Question

Let $a_{1,}{a}_2,a_3,..$ be terms of an A.P. If $\frac{a_1+a_2+...+a_p}{a_1+a_2+...+a_q}=\frac{p^2}{q^2}$, $p$ not equal to $q$, then $\frac{a_6}{a_{21}}$ equals

• A. $\frac{7}{2}$
• B. $\frac{2}{7}$
• C. $\frac{11}{41}$
• D. $\frac{41}{11}$

Answer 1

The correct option is C

$\frac{11}{41}$

Step 1: Determine the common difference $d$

An arithmetic progression (AP) is a progression in which the difference between two consecutive terms is constant.

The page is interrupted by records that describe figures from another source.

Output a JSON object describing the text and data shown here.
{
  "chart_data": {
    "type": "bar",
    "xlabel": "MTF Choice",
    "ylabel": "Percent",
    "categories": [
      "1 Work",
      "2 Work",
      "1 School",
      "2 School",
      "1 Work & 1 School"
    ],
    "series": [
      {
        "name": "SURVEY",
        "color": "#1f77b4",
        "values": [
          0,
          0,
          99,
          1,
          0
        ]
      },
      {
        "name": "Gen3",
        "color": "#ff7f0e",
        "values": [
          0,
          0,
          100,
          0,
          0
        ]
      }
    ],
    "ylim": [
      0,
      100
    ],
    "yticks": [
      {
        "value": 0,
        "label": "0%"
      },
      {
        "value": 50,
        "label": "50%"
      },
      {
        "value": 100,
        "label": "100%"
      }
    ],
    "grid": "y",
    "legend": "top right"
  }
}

Sum of $n$ terms of AP, is given by

$S_n=\frac{n}{2}\left[2a_1+\left(n-1\right)d\right]$ where $a_1=\text{first term},d=\text{common difference}$.

We have, $\frac{a_1+a_2+...+a_p}{a_1+a_2+...+a_q}=\frac{p^2}{q^2}$

$$\begin{gathered} \Rightarrow \frac{{\displaystyle \frac{p}{2}}\left[2a_1+(p-1)d\right]}{{\displaystyle \frac{q}{2}}\left[2a_1+(q-1)d\right]}=\frac{p^2}{q^2}\left[\because n=p\text{in numerator and}n=q\text{in denominator}\right] \\ \Rightarrow \frac{p}{q}\frac{{\displaystyle \left[2a_1+(p-1)d\right]}}{{\displaystyle \left[2a_1+(q-1)d\right]}}=\frac{p^2}{q^2} \\ \Rightarrow \frac{{\displaystyle \left[2a_1+(p-1)d\right]}}{{\displaystyle \left[2a_1+(q-1)d\right]}}=\frac{p}{q} \\ \Rightarrow q\left[2a_1+(p-1)d\right]=p\left[2a_1+(q-1)d\right] \\ \Rightarrow 2q{a}_1+\cancel{pqd}-qd=2a_{1}p+\cancel{pqd}-pd \\ \Rightarrow 2a_1\cancel{\left(q-p\right)}=d\cancel{\left(q-p\right)} \\ \Rightarrow d=2a_1 \end{gathered}$$

Step 2: Determine the value of $\frac{a_6}{a_{21}}$

We have, $a_n=a_1+\left(n-1\right)d$ where $a_1=\text{first term},d=\text{common difference}$

$$\begin{gathered} \therefore \frac{a_6}{a_{21}}=\frac{a_1+\left(6-1\right)d}{a_1+\left(21-1\right)d} \\ =\frac{a_1+\left(5\times 2a_1\right)}{a_1+20\times 2a_1}\left[\because d=2a_1\right] \\ =\frac{a_1+10a_1}{a_1+40a_1} \\ =\frac{11a_1}{41a_1} \\ \frac{a_6}{a_{21}}=\frac{11}{41} \end{gathered}$$

Hence, option (C) is the correct answer.